Fixed-Income Outlook: Six Strategies to Thrive in Turbulent Times

As stocks dip, bonds are stepping up.

Since mid-January, a new political regime in Washington has shaken the geopolitical landscape and global markets. In this volatile environment, bonds have performed well, resuming their traditional role as ballast against falling stock prices and attracting strong demand from investors.

We believe that bond investors should stay the course. In our view, the trajectory for global growth and bond yields remains slower and lower, boosting bond prices. Below, we share our expectations for the world economy and global bond markets, as well as six strategies for thriving in a complex and rapidly changing investment environment.

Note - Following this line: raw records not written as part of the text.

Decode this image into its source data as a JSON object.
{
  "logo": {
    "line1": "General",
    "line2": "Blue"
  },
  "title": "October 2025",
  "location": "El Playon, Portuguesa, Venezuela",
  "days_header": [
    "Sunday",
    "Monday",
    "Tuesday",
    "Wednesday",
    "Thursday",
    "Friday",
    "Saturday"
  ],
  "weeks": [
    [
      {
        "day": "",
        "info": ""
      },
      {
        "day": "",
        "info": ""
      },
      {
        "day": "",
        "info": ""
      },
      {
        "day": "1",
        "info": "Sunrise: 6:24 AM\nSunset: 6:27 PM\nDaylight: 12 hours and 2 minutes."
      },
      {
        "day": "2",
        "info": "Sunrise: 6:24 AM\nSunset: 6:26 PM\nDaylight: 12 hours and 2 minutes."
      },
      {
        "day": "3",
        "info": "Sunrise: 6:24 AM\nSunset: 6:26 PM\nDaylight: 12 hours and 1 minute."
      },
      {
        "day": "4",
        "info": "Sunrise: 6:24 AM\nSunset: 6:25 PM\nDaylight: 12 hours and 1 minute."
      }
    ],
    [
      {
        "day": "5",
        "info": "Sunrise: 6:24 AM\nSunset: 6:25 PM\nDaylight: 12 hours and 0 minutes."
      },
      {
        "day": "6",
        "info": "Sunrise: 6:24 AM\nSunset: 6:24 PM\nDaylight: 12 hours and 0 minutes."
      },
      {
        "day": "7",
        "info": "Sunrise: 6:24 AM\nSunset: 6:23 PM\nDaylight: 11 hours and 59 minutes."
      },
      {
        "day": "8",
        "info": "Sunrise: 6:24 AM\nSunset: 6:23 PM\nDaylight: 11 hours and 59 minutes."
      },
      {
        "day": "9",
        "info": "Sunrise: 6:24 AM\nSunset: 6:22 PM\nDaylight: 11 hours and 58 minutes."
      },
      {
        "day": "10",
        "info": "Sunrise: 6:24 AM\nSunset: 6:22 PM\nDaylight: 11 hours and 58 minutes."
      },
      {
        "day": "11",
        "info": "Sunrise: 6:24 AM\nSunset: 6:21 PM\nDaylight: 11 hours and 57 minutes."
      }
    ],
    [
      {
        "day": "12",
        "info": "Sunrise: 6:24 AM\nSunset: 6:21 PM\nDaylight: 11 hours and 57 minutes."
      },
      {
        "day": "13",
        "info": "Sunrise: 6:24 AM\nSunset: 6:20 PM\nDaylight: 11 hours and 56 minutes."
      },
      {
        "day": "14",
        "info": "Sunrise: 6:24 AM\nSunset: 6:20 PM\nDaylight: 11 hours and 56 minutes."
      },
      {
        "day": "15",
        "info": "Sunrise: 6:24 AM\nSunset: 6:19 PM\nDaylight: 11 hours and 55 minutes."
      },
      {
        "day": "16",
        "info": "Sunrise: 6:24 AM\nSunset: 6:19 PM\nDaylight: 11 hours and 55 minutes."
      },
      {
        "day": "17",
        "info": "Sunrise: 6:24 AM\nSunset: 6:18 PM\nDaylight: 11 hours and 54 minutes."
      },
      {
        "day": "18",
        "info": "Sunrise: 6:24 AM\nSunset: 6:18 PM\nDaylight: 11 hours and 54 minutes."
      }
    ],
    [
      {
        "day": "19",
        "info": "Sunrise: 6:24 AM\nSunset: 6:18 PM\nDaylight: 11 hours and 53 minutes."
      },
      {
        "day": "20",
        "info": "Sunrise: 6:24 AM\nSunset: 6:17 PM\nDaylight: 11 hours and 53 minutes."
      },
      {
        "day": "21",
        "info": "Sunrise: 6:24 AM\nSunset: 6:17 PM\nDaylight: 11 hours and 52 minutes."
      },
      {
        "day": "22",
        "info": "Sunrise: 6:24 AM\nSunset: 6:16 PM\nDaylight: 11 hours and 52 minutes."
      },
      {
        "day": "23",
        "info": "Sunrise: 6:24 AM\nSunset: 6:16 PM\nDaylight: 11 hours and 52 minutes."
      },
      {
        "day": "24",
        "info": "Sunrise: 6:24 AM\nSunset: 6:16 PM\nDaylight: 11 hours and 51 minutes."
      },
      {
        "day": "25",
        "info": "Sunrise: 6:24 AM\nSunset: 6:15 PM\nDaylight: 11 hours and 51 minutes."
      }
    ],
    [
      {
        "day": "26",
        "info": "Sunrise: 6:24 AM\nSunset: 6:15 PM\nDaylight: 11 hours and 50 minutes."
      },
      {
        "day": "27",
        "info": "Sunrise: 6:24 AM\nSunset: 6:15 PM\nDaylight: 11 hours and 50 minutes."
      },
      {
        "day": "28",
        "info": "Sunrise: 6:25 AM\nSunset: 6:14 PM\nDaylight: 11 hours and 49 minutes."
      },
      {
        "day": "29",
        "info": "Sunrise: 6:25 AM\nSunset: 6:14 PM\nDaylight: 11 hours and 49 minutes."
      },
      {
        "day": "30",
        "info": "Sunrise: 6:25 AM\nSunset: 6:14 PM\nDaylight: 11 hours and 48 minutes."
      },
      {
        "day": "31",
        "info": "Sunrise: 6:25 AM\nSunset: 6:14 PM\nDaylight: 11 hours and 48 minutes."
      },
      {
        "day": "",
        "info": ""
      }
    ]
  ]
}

Policy Volatility Itself Is a Headwind to Growth

In the US, trade, immigration, fiscal and regulatory policies have become fast-moving targets, and policy volatility is obscuring the path of the US economy. Consumer sentiment data has fallen to its lowest reading in three years, while longer-term inflation expectations have climbed to 3.9%—the highest since 1991. Any combination of weak growth or recession with high inflation would be challenging for the US Federal Reserve.

More clarity around growth and inflation is likely in the next month or two. For now, we expect US GDP growth to slow in 2025 but to remain positive, and we expect the Fed to ease another 0.5% to 0.75% this year as it steers toward a 3% policy rate.

By contrast, sentiment in Europe is moving in the other direction. In March, Germany surprised markets with a highly stimulative fiscal package focused on defense and infrastructure spending. The announcement sent German yields higher, and the one-day move in 10-year Bunds was the largest since the fall of the Berlin Wall.

The announcement has bolstered optimism for growth in Europe’s largest economic zone. While we still expect European growth to slow, we now expect the European Central Bank to lower its policy rate by only another 50 basis points this year, to 2%.